Stay tuned to this thread....for DAY 1, we're going to lay out 4 bathroom scales on the cement floor and use vinyl flooring tiles to make them all level. Then we're going to "zero" them by using a 5# weight and setting all the scales to read 5# on the display when the weight is placed on them. From there, we'll place the kart and driver on the scales and take a "baseline" reading. This will give us a preliminary set of figures to work from, and we'll adjust spindle and rear end heights to get our proper recommended numbers. Speaking of which, ULTRAMAX lists the setup numbers for all their karts on their website, so be sure and check it out if you're running a UMAX...http://www.ultramaxracing.com/owners0.shtml#start

From there, we'll look at stagger and tire offsets and toe-in settings, and finally, check for driver comfort and positioning issues. We may even get into customizing seat padding, etc. too... anything for the viewers! :) If there's anything specific you want more information on or a topic you'd like to see covered photographically during setup / testing, please let me know and I'll see what I can do.

STAY TUNED!!

One more beauty shot to see where we're starting from:

10612974_10100529372609889_6782364012954636159_n.jpg
 
Just a guess, but I would tests the scales with a heavier weight.
After getting the scales to what you think is level, weigh the kart, write down the weights and then turn the kart a 180 degrees and see if you get the same numbers.

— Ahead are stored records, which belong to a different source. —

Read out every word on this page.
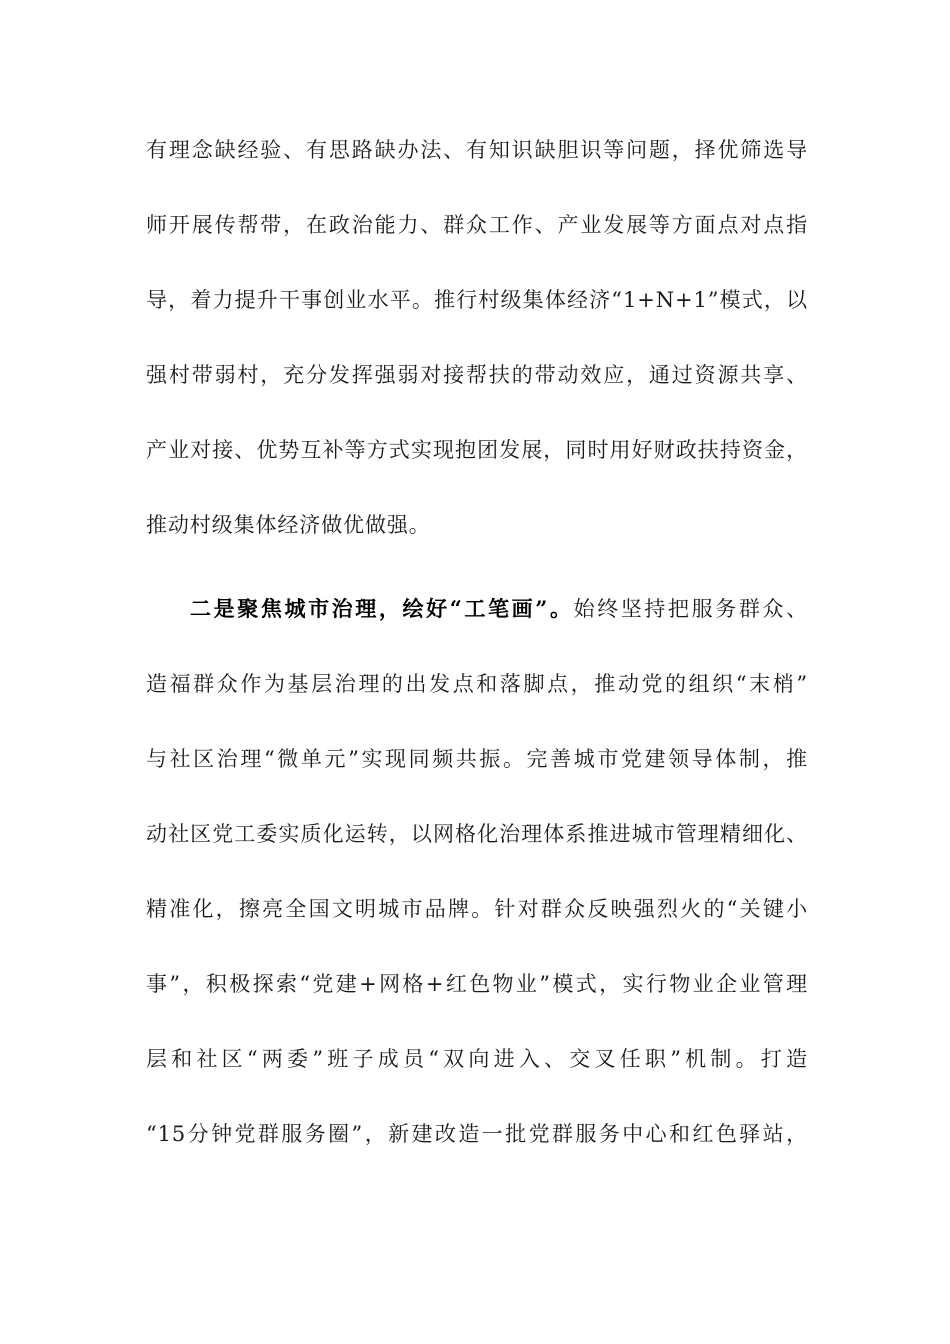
有理念缺经验、有思路缺办法、有知识缺胆识等问题，择优筛选导
师开展传帮带，在政治能力、群众工作、产业发展等方面点对点指
导，着力提升干事创业水平。推行村级集体经济“1+N+1”模式，以
强村带弱村，充分发挥强弱对接帮扶的带动效应，通过资源共享、
产业对接、优势互补等方式实现抱团发展，同时用好财政扶持资金，
推动村级集体经济做优做强。
二是聚焦城市治理，绘好“工笔画”。始终坚持把服务群众、
造福群众作为基层治理的出发点和落脚点，推动党的组织“末梢”
与社区治理“微单元”实现同频共振。完善城市党建领导体制，推
动社区党工委实质化运转，以网格化治理体系推进城市管理精细化、
精准化，擦亮全国文明城市品牌。针对群众反映强烈火的“关键小
事”，积极探索“党建+网格+红色物业”模式，实行物业企业管理
层和社区“两委”班子成员“双向进入、交叉任职”机制。打造
“15分钟党群服务圈”，新建改造一批党群服务中心和红色驿站，
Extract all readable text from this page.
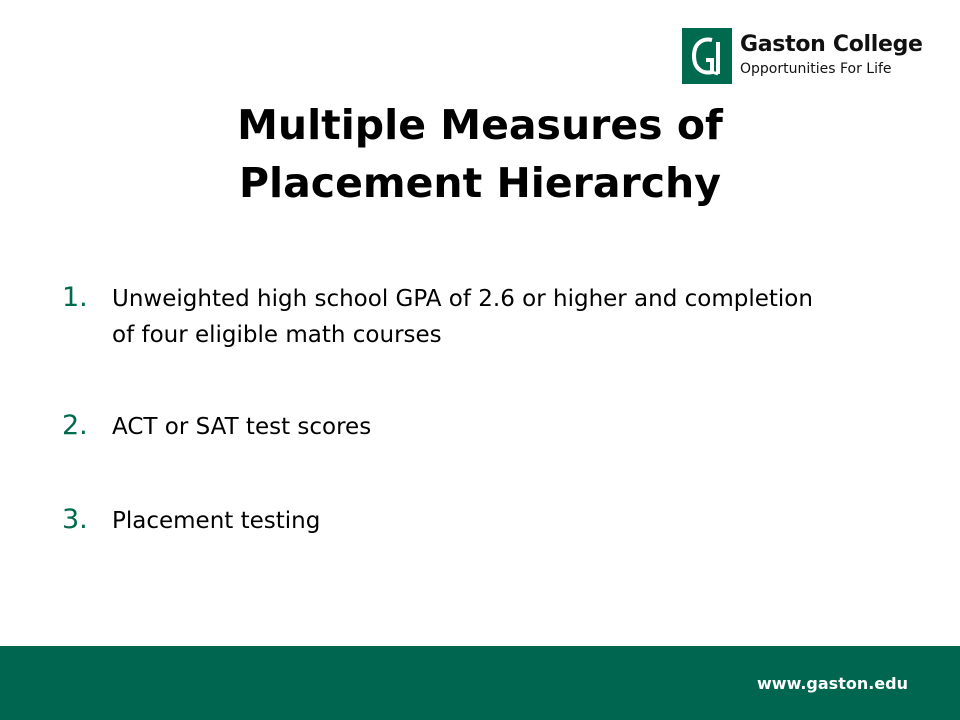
Gaston College
Opportunities For Life
Multiple Measures of
Placement Hierarchy
1.	Unweighted high school GPA of 2.6 or higher and completion of four eligible math courses
2.	ACT or SAT test scores
3.	Placement testing
www.gaston.edu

You sure have done a good job on this series of posts and the kart.

From the desk of Al Nunley
Comments compliments criticisms and questions always welcome.
If the data does not support the theory, get a new theory. (Al Nunley)
 
Thanks, Al... I'll give that a try! Either 10 lbs., or I know my own weight is almost spot on at 160, so I may calibrate to that... scales are a bit like dynos -- everyone's is different and the track is too, so as long as they're the same and consistent, the raw numbers just have to be "close". At least for us Cheapskates. :)
 
If not using calibrated, or kart scales, i would calibrate with differing weights, up to including the toga; kart weight, the best you can hope for is repeatability, i would not flip the kart around, if one or more scales are off 1% at 360#'s, your looking at 3.6 #'s... if this happens at one corner or the other you can get some skewed #'s... but it's ok, like a dyno as long as you do it the same way every time..

Initial steps.. I would suggest scaling kart, getting baseline setup, do not touch or move scales, test kart, readjust, rescale to obtain #'s... take scales to track to verify repeatability, repeat first steps, as you did at home... the key to scaling is too have repeatability,

I haven't had to add weight in years, however when I did, I scaled kart, and made adjustments, with kart settings, then used flat lead sheet, hammered into seat, and then taped, and screwed in if required, this keeps the vcg, and kart balance the same., its kinda hard to separate 15 #'s or so equally to the 4 corners of the kart.. I have never had a kart whether setting up for 350#'s or 430#'s, i couldn't get the weight right by adjusting kart, rather than adding weight,.
 
Frankie -- thanks for the offer. Actually, what I have planned is to set it up and scale it "the cheap way", then do it on digital scales and see what the difference is, if any. That will give the Cheapskates some clue of how possible it is to get accurate results affordably.
 
Ted, if you would have told me I would have taken my kart scales last weekend and we could have met to scale your kart. Looking good there.
 
Thanks, Al... I'll give that a try! Either 10 lbs., or I know my own weight is almost spot on at 160, so I may calibrate to that... scales are a bit like dynos -- everyone's is different and the track is too, so as long as they're the same and consistent, the raw numbers just have to be "close". At least for us Cheapskates. :)
you're welcome. I don't think it makes any difference what you weigh, as long as each scale has the same reading when you stand on them.

From the desk of Al Nunley
Comments compliments criticisms and questions always welcome.
If the data does not support the theory, get a new theory. (Al Nunley)
 
Make sure the whole tire is on the scales with none hanging over the edge. If you don't, and one of the tires contact patch is hanging over the edge, it would simulate that corner of the kart setting lower that it actually would if it were on the ground. That would give you false numbers.